At one time J.M. Carroll’s picture was on the walls of SWBTS but I believe the Conservative Resurgence removed his picture because Carroll wrote:

“These great churches necessarily had many preachers or elders (Acts 20:17). Some of the bishops or pastors began to assume authority not given them in the New Testament. They began to claim authority over other and smaller churches. They, with their many elders, began to lord it over God's heritage (III John 9). HERE was the beginning of an error which has grown and multiplied into many other seriously hurtful errors. HERE was the beginning of different orders in the ministry running up finally to what is practiced now by others as well as Catholics. HERE began what resulted in an entire change from the original democratic policy and government of the early churches. THIS irregularity began in a small way, even before the close of the second century. THIS was possibly the first serious departure from the New Testament church order.”

Christiane, note Carroll’s reference of (3 John 1:9) as ELDERS “began to lord it over…” He writes “Here” three times, and “This” two times as the beginning of errors affecting the church.

Baptist tradition teaches it was Diotrephes, leader of the small church, in (3 John 1:9) that was the bully, but Carroll points out it was the elder of a great church that was the villain.

Christiane, In your search for truth of your grandmother’s Baptist beliefs, you will find many forks in the road.

Christiane said...

Hi REX RAY,

It's me, L's

you are right . . . my pursuit of the core of the Southern Baptist faith has been . . . well, interesting. I've no doubt of the love of Christ found in Baptists, but the 'theology' . . . whoah! Varied, contrasting at times, debated in-house, and evolving even since I came on board several years ago to take a look.

I found a commentary for you from my own Church's resources concerning 3 John to do with Diotrephes, and I thought you might be interested :

"In contrast, Diotrephes refuses to receive either letters or friends of the Presbyter. Although he is portrayed as ambitious and hostile, he perhaps exemplifies the cautious and sectarian nature of early Christianity; for its own protection the local community mistrusted missionaries as false teachers. Most interestingly, Diotrephes seems comfortable in ignoring the requests of the Presbyter. The Presbyter seems to acknowledge that only a personal confrontation with Diotrephes will remedy the situation (3 Jn 10). The division, however, may also rest on doctrinal disagreement in which Gaius and the other “friends” accept the teaching of the Presbyter, and Diotrephes does not; the missionaries are not received for suspicion of theological error. Diotrephes has thus been viewed by some as an overly ambitious local upstart trying to thwart the advance of orthodox Christianity, by others as an orthodox church official suspicious of the teachings of the Presbyter and those in the Johannine school who think as he does, or by still others as a local leader anxious to keep the debates in the Johannine community out of his own congregation."

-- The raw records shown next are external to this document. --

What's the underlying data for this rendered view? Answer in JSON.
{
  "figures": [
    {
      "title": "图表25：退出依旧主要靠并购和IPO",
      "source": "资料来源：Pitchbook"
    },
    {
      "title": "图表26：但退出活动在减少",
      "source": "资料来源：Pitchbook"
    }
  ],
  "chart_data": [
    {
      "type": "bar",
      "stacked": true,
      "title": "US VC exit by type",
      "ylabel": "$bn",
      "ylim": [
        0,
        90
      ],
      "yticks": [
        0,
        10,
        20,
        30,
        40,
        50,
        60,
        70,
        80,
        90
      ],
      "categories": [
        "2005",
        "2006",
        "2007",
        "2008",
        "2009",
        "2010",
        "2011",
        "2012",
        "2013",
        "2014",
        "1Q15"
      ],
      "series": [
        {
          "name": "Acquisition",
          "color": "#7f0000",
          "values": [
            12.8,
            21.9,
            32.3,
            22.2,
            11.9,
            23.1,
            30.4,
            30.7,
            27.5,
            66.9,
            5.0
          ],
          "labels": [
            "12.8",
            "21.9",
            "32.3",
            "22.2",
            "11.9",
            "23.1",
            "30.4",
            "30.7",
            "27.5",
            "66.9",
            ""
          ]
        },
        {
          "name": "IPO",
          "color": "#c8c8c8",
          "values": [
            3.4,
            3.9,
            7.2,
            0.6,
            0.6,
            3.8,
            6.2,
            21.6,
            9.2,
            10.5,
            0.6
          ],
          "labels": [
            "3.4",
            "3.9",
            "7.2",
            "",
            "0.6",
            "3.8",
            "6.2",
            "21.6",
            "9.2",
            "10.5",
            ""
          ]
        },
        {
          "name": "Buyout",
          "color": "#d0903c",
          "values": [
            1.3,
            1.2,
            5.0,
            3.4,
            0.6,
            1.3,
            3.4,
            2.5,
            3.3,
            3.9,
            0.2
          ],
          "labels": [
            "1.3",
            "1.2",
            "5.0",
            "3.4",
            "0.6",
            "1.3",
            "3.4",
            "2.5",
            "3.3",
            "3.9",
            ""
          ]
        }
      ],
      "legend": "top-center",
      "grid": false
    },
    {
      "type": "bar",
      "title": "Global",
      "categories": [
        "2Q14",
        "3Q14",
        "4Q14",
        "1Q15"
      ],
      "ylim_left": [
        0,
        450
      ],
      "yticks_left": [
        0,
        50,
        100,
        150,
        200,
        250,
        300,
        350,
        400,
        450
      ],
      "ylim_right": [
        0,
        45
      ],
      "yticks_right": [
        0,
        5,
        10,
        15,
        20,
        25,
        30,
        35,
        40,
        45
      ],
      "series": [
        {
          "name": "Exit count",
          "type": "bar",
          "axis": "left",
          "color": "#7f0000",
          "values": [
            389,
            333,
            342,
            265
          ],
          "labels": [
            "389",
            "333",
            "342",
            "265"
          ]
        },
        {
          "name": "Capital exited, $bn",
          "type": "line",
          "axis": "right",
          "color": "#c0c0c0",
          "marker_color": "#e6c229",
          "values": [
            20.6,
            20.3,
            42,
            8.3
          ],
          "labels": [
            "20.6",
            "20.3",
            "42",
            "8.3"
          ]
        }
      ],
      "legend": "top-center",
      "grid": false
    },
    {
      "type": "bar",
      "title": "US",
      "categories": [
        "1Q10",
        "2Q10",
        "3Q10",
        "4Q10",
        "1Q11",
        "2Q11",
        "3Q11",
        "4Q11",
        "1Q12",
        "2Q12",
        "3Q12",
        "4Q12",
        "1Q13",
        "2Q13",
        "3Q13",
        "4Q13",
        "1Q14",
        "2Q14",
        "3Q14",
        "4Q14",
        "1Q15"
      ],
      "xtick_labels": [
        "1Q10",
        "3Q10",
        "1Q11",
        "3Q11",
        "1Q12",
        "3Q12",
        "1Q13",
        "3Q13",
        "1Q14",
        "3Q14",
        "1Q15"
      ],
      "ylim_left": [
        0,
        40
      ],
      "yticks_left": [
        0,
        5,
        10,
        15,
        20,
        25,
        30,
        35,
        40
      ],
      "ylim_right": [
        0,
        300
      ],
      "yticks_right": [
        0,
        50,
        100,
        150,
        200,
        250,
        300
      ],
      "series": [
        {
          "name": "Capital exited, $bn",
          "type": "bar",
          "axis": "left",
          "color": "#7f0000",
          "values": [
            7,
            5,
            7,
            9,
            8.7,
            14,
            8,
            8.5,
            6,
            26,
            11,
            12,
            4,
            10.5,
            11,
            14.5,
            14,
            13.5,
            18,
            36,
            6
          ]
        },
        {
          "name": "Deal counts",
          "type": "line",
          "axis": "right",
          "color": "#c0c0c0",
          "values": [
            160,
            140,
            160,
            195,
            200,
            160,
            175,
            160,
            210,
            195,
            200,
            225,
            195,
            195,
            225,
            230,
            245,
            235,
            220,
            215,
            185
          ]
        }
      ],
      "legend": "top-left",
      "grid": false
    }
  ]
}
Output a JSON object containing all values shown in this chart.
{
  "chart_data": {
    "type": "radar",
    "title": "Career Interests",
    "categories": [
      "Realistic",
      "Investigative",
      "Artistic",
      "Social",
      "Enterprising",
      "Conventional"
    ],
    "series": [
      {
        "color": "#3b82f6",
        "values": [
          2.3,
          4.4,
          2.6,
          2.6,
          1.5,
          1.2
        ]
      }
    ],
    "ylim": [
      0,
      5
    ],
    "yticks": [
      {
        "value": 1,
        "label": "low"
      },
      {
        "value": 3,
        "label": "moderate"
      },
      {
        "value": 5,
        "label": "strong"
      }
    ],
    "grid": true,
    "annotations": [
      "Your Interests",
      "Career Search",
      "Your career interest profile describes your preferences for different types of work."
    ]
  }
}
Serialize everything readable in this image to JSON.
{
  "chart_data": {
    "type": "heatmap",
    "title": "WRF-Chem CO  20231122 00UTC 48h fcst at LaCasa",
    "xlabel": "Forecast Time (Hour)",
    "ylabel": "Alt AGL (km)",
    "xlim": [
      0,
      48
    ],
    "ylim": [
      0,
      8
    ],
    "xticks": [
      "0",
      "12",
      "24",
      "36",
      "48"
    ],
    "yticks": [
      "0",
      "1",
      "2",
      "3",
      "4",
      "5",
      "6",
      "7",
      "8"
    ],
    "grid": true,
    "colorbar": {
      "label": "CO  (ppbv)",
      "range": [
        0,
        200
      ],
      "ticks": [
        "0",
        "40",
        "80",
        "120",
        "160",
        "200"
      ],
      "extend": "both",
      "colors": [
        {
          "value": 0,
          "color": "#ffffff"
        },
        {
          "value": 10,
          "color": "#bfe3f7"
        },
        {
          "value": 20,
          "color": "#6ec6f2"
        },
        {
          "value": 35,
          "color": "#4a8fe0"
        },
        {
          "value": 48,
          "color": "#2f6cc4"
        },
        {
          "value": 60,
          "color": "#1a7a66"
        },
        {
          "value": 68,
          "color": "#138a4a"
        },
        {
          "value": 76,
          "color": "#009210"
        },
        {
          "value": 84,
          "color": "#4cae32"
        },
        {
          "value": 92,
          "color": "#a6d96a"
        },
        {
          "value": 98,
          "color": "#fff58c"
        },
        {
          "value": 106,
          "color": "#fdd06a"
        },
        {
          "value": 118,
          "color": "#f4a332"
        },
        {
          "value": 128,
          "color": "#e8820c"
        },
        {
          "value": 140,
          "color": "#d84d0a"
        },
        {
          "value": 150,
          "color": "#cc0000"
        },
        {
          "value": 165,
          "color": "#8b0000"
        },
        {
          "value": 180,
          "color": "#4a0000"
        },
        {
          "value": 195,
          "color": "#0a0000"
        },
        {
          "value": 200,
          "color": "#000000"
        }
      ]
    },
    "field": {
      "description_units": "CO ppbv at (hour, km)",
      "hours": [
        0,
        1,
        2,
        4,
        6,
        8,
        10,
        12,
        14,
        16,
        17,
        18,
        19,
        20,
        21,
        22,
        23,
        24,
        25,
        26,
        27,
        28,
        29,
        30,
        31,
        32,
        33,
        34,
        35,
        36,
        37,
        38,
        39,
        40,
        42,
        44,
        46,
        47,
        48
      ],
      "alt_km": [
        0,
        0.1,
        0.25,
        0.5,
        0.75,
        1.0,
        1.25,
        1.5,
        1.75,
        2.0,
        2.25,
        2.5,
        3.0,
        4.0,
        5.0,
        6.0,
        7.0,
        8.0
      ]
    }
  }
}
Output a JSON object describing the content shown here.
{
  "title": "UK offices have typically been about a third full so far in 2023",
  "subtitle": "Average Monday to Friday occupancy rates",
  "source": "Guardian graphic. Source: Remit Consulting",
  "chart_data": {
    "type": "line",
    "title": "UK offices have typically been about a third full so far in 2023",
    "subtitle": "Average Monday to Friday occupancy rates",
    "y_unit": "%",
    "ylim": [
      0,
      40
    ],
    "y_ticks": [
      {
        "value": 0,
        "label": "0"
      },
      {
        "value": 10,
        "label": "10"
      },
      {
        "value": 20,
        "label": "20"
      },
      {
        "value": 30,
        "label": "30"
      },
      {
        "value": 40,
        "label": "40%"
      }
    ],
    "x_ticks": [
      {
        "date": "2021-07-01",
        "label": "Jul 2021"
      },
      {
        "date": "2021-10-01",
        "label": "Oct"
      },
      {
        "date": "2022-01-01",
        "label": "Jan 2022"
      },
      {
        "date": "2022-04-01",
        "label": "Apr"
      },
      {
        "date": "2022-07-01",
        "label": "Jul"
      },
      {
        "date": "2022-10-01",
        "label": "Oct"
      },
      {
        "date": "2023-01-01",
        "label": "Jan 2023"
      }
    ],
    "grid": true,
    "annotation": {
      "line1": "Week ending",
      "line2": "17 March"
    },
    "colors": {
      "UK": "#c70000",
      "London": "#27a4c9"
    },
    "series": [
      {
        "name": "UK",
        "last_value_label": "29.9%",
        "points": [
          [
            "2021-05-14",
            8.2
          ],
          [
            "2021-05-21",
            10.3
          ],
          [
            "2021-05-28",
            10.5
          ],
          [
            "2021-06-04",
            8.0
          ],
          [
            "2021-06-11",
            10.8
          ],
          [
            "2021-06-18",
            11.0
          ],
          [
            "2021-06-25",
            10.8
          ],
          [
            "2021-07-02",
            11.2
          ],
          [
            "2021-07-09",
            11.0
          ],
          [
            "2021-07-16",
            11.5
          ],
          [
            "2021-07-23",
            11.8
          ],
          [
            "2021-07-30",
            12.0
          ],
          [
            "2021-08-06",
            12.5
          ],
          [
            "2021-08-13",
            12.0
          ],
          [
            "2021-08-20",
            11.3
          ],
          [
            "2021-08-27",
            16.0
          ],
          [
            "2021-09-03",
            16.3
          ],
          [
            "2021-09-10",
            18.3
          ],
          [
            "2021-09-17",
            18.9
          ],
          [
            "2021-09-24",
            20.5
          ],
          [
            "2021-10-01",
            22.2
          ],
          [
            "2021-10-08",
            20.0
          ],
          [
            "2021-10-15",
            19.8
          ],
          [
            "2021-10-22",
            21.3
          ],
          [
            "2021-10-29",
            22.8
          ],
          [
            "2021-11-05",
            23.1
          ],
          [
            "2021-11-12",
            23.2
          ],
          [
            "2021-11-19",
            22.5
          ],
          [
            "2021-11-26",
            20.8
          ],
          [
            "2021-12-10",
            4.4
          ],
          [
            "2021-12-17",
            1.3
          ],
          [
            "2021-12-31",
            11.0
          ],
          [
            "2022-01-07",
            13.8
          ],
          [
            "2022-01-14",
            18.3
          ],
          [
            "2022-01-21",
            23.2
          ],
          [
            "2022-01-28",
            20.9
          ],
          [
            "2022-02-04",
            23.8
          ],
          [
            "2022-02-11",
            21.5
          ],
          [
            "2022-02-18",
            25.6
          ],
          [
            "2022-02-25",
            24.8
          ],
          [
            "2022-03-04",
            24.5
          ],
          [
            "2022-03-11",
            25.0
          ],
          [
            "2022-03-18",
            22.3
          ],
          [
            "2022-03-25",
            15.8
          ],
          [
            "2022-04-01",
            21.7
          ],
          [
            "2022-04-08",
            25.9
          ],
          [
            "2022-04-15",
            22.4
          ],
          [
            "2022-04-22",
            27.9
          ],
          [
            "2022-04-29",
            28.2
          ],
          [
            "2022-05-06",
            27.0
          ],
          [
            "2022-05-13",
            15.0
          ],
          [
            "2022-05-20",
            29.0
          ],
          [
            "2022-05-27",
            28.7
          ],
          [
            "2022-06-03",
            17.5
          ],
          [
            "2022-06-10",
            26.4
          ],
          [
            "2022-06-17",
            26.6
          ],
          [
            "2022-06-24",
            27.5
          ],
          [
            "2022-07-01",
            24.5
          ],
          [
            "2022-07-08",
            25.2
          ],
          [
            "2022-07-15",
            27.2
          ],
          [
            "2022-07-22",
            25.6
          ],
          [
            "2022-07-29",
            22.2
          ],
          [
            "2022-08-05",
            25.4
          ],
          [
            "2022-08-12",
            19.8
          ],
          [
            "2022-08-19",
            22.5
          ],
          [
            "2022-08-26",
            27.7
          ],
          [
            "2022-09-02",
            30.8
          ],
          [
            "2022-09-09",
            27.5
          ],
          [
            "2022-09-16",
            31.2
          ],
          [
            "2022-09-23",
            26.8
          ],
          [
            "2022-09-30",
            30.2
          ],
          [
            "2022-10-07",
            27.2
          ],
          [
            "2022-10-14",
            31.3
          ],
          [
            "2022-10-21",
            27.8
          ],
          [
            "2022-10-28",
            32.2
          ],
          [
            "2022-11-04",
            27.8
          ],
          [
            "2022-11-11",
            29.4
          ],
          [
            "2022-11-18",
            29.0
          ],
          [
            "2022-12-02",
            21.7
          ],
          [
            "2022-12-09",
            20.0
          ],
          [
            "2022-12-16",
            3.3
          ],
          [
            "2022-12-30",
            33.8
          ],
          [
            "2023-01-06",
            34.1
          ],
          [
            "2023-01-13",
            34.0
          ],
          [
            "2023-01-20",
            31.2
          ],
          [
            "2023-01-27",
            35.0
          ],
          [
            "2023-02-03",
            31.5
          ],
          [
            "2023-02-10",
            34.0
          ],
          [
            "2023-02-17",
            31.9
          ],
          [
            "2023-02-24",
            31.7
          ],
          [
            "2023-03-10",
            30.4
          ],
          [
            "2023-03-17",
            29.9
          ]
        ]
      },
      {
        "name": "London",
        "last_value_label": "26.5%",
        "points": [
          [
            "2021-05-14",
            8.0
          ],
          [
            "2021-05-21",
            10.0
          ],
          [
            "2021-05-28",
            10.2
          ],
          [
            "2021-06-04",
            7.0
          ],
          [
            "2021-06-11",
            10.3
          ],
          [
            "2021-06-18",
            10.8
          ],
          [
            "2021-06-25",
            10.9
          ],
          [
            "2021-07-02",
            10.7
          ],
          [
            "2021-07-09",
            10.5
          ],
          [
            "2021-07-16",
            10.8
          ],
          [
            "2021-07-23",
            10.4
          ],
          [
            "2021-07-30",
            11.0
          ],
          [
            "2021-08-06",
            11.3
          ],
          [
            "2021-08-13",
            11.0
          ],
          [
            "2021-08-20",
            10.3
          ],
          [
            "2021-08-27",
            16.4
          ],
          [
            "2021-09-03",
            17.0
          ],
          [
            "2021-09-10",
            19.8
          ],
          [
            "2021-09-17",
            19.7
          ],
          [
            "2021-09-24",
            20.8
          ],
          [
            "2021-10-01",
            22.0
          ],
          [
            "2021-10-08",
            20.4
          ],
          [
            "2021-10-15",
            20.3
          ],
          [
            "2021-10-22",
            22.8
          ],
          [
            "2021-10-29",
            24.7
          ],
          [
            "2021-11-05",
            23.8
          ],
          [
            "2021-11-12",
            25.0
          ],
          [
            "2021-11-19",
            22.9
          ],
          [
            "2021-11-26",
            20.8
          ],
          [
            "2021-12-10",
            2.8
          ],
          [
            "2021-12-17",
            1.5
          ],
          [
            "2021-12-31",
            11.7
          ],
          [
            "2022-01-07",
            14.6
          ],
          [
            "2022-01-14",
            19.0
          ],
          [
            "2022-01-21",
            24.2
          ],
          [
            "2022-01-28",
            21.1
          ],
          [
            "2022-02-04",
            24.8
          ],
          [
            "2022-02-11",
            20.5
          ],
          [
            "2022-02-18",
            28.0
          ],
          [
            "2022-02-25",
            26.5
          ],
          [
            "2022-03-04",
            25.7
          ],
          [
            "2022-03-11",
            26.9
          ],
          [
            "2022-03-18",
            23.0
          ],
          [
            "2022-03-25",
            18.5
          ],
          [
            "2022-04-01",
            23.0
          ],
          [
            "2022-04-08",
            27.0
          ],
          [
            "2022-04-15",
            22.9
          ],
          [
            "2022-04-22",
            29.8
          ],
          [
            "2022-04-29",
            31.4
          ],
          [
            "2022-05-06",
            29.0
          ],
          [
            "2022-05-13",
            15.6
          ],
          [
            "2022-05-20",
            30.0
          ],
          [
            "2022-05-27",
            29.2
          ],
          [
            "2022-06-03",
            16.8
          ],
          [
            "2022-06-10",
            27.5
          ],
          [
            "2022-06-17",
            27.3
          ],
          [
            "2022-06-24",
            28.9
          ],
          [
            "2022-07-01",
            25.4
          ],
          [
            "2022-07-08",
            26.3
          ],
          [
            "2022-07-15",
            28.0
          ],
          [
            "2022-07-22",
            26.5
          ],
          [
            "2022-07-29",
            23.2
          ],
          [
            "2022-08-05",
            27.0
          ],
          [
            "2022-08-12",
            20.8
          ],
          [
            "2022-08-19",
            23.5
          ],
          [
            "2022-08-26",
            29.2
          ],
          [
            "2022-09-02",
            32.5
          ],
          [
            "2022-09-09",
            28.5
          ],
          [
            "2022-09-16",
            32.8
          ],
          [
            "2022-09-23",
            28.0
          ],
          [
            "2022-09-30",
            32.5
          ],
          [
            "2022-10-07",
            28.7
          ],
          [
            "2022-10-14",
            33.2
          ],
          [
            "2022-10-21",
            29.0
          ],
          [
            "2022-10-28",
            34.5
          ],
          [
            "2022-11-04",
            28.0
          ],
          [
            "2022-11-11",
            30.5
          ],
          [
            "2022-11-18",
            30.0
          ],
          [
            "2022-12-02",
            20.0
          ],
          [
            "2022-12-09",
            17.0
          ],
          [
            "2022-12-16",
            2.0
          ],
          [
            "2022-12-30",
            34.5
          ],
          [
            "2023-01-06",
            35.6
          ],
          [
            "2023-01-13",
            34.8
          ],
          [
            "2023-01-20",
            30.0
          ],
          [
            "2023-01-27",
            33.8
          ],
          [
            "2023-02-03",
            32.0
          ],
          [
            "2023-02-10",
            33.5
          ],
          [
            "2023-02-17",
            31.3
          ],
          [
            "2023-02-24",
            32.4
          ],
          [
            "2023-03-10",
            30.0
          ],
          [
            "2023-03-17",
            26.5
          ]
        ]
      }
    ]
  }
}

Stay well, and know that I continue to pray for you among many others during morning vigil.
Love,
L's

Rex Ray said...

Christiane,
Your church resources concerning 3 John are very interesting indeed.

I gather they identify John as the Presbyter and NOT the apostle; and Diotrephes rejected John’s teachings.

I think he rejected John’s authority as he believed Paul would have done.

I’m working on a comment of a 2000 year old ‘Cold Case’ with Paul being the victim.

I think when we meet in heaven; I’ll cherish every remembrance of you.